La famille Hydra avait tenté d’assassiner la reine. Peu de gens étaient au courant de ce complot, mais Alice en faisait partie. Elle avait essayé de faire face au manque de preuves du mieux qu’elle pouvait, mais avec Sisbell saine et sauve, sa sœur allait pouvoir utiliser son pouvoir pour recréer des preuves indéniables quant à la tentative d’assassinat de la reine.
« Quoi qu’il en soit, je suis heureuse que tu sois en sécurité, Sisbell. Nous devons te récupérer auprès de l’Empire à l’instant même pour que tu puisses retourner dans la Souveraineté.
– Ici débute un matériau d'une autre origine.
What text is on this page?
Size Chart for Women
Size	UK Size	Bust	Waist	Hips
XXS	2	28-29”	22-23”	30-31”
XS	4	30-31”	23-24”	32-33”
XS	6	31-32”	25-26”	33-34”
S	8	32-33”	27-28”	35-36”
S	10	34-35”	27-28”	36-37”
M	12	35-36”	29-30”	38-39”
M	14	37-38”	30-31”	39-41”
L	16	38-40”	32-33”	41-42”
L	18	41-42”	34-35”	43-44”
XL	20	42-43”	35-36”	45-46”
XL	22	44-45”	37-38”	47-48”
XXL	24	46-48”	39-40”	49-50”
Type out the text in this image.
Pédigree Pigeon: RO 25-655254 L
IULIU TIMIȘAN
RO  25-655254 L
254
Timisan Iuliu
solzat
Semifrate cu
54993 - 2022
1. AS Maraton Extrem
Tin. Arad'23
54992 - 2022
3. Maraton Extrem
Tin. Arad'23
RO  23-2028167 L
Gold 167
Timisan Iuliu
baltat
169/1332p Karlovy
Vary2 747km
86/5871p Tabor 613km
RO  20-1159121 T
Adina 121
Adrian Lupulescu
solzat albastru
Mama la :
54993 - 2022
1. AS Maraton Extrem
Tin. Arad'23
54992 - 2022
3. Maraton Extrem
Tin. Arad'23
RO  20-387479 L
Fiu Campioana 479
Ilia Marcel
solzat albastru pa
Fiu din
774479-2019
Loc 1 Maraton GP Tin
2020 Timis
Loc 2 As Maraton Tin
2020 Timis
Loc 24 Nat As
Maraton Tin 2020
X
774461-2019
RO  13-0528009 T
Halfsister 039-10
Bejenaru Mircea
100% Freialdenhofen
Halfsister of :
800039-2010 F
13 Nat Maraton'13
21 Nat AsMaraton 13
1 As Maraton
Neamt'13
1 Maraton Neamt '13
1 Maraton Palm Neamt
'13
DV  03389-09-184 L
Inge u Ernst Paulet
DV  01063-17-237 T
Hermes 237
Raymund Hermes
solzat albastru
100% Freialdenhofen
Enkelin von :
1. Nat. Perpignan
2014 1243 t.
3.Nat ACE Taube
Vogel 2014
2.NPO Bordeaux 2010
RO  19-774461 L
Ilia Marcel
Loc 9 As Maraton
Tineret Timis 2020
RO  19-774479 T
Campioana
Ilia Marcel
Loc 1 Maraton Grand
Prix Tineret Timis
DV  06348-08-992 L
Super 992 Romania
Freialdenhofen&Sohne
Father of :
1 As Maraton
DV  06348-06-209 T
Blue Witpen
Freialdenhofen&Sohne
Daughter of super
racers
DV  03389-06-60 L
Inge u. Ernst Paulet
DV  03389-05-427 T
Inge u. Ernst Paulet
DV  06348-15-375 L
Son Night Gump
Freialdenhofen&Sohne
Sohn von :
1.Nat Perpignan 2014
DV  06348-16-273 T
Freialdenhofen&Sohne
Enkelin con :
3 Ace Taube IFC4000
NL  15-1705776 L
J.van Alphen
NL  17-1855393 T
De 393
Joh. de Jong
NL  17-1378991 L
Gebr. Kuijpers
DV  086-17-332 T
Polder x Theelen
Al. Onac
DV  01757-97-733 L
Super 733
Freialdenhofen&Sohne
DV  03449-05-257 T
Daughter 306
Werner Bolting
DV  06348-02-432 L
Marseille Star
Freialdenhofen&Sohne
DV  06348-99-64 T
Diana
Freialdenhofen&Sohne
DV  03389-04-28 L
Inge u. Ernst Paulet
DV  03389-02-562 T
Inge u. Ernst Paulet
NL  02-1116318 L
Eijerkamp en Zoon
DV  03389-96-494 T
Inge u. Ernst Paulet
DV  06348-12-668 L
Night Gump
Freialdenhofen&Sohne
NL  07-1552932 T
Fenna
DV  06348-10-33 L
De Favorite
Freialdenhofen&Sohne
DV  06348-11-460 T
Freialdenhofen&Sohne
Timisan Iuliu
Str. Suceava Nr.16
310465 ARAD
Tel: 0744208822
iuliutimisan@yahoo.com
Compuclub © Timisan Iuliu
Nous avons beaucoup de choses à faire pour toi ! »
« Oui, à peu près. »
« Qu’est-ce qu’il y a ? »
« Je crains d’être la porteuse d’une bonne et d’une mauvaise nouvelle pour toi aujourd’hui, ma sœur. »
« … Et de quelle nouvelle s’agit-il ? »
« Laquelle veux-tu entendre en premier ? »
Elle réfléchit un peu. Un vassal lui avait posé une question similaire, aussi Alice savait-elle exactement comment répondre dans de tels moments : « Dis-moi d’abord la mauvaise nouvelle. »
« Je vais t’annoncer la bonne nouvelle. »
« Est-ce que cela valait la peine de me le demander ? »
« La grande nouvelle, c’est que j’ai été sauvée. »
« … Je le sais déjà. »
Elle en était consciente. Alice s’en doutait. C’est pourquoi elle avait voulu connaître d’abord les autres informations.
« Quelle est la mauvaise nouvelle ? Il te faudra quelques jours pour revenir de l’Empire ? Cela ne me dérange pas. »
« Rin a été capturée. »
« … Hein ? »
« Par le Seigneur. Comme dans le plus grand ennemi de la Souveraineté — ce Seigneur. »
« … »
Alice s’était figée.
Maintenant, ce n’était plus seulement de ses oreilles qu’elle doutait. Elle était tellement convaincue qu’il s’agissait d’un rêve qu’elle se pinça la joue par réflexe. Cela lui fit mal. C’était indéniablement la réalité.
« Sisbell !? Raconte-moi tout, en commençant par le début — ! »
« Mais ne t’inquiète pas, chère sœur. »
Pour une raison ou une autre, sa sœur avait répondu d’un ton victorieux et joyeux.
« Car je vais aller sauver Rin ! »
« Comment ? »
« Je le ferai avec ma joyeuse bande de quatre gardes. »
« Cela ne contribue pas à clarifier la situation ! Et pourquoi quelqu’un comme le Seigneur — ! »
« Veille à informer la reine. »
« Comment suis-je censée expliquer cela ? Oh, attends ! »
Elle entendit un déclic. Elle fixa l’appareil, dont la communication n’avait été coupée que du côté de sa sœur.
« … Je ne peux pas la croire. »
Alice s’était alors attrapé la tête.